As if it wasn’t enough to have the once-famous novelist Alice Walker publicly claim that the young rhythm and blues singer Alicia Keys will suffer mortal soul decay if Keys goes ahead with her plan to sing in Israel, which Walker and her minions refer to as an Apartheid State, and a huge Internet and petitioning effort to similarly dissuade her, now the national American newspaper USA Today has lent a helping hand.
In a “news article” printed on Wednesday, June 12, USA Today‘s music critic, Steve Jones, cut and pasted nearly the entire press release sent out the day before by the US Campaign for the Academic and Cultural Boycott of Israel.
The press release/news article told USA Today‘s readers that a “delegation representing more than 500 organizations” delivered a petition with “12,000 signatures” to the New York office of Keys’ non-profit Keep a Child Alive which provides support to children and families devastated by AIDS in Africa and India.
The USCACBI petition lists many of the worst-lies-about-Israel-that-Israel-haters-love-to-repeat, such as that Israel is an Apartheid State and that it is a systemic abuser of “Palestinian human rights, and even that Keys’
performance is legitimizing a country that systematically undermines her nonprofit’s mission, that ‘every person has the right to health care and that all children deserve a future.’ Israel routinely denies Palestinians health care and systematically destroys the futures of Palestinian children, denying their rights to education and health care, and regularly arresting Palestinian children and then torturing the vast majority of them.
There is no mention in the USA Today article that Israel routinely treats not only hundreds of Arab Palestinian children and adults a year, but that it does so even for the children of terrorists as well as the terrorists themselves, as any quick Internet search would quickly reveal.

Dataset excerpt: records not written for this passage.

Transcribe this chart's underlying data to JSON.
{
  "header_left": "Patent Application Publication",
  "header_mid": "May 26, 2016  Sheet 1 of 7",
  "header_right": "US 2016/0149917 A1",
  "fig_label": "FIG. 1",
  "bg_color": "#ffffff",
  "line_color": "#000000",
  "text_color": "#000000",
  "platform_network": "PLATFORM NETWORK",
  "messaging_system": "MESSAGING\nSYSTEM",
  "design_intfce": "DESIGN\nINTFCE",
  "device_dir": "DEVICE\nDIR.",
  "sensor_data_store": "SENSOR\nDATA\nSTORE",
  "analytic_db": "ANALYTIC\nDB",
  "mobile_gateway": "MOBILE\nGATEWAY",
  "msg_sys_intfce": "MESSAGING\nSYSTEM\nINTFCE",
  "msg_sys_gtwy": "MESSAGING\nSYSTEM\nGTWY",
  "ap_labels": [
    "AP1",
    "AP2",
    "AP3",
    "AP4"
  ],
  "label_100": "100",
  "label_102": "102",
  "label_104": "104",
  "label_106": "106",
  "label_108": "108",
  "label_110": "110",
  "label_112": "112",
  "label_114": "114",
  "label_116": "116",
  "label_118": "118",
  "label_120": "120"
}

An Internet search that took less than five seconds produced information that more than 100,000 Arab Palestinians were treated in Israeli hospitals in 2011. More than 4 million other results also showed up for the simple search “Israel treats Palestinians hospitals.”
Incidentally, that same search revealed that more than 100 Arab Palestinian doctors work in Israeli hospitals – there goes the Apartheid lie, for anyone who might be interested in truthful reporting.

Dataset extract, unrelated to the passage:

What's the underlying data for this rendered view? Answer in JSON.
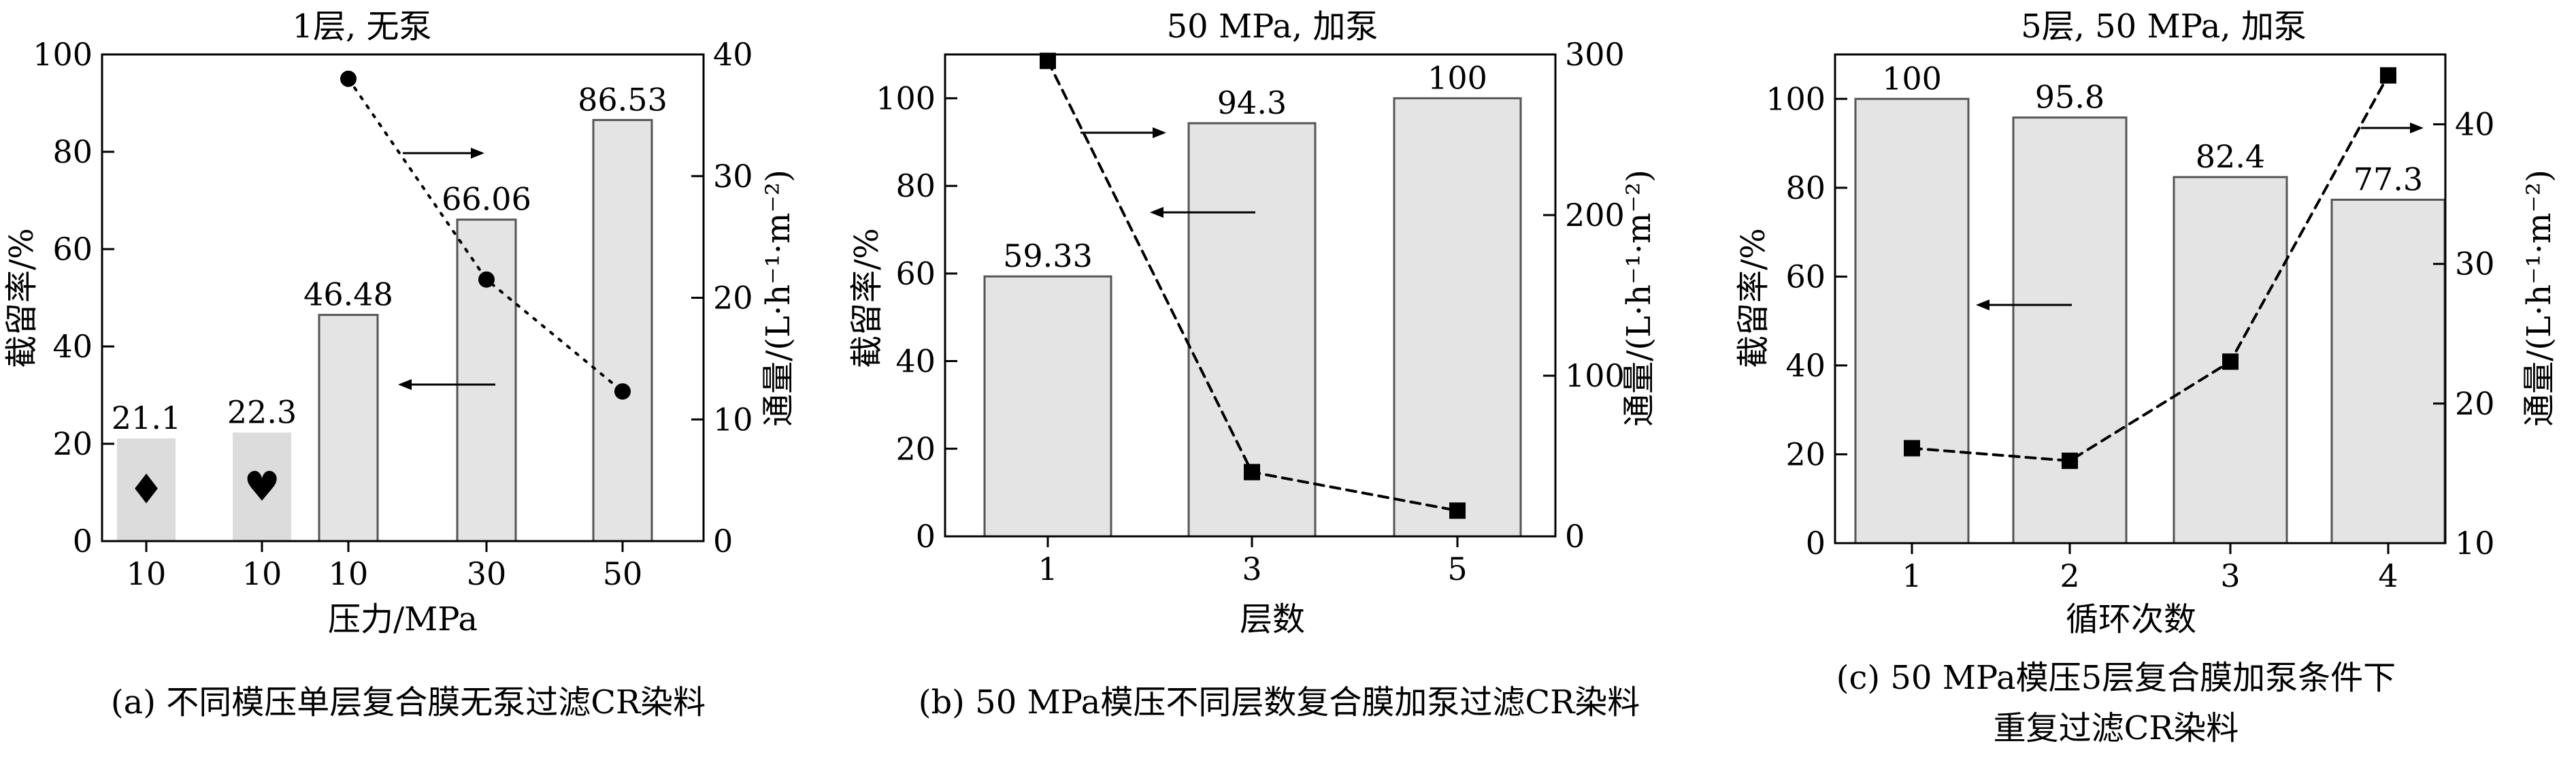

The USA Today article does not put quotes around the following, which is in Jones’s “article”:
In response to Israel’s large-scale abuses of Palestinian rights, Palestinian Civil Society launched a call for a global campaign of boycott, divestment and sanctions of Israel in 2005, modeled on the call by black South Africans for a boycott of apartheid South Africa that helped bring an end to the racist system.
The press release/USA Today article goes on to recount the names of other artists who have been successfully intimidated – eagerly or otherwise – into believing the worst about Israel and who have cancelled their performances in Israel.

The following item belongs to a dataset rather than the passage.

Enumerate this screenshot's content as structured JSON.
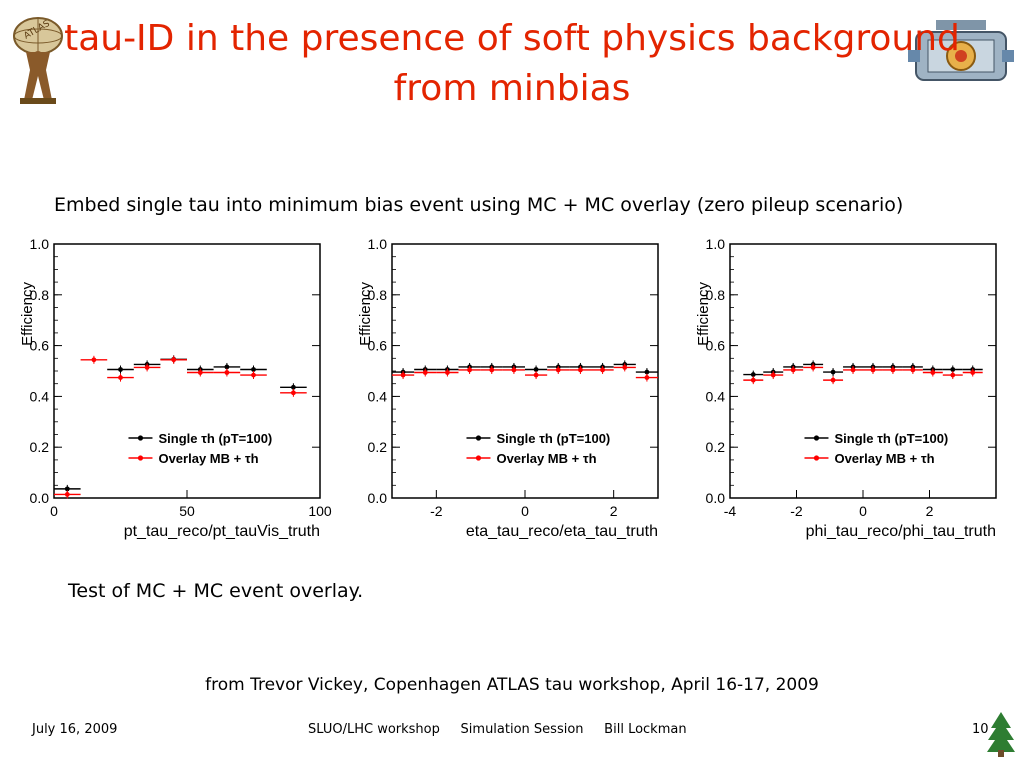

Columnist Jeffrey Goldberg was apparently the first to notice the similarity between the press release and the article, and tweeted it on Thursday. The Algemeiner also took note.
Thus far Keys has remained firm and plans to perform in Tel Aviv on July 4. There are some social media efforts to support Keys in this position, including this Facebook page, “Alicia Keys Plays for Peace in Israel,” and an inspired effort by a New Jersey woman described in an earlier Jewish Press article, urging supporters to buy Keys’ music worldwide on the day of her Tel Aviv concert.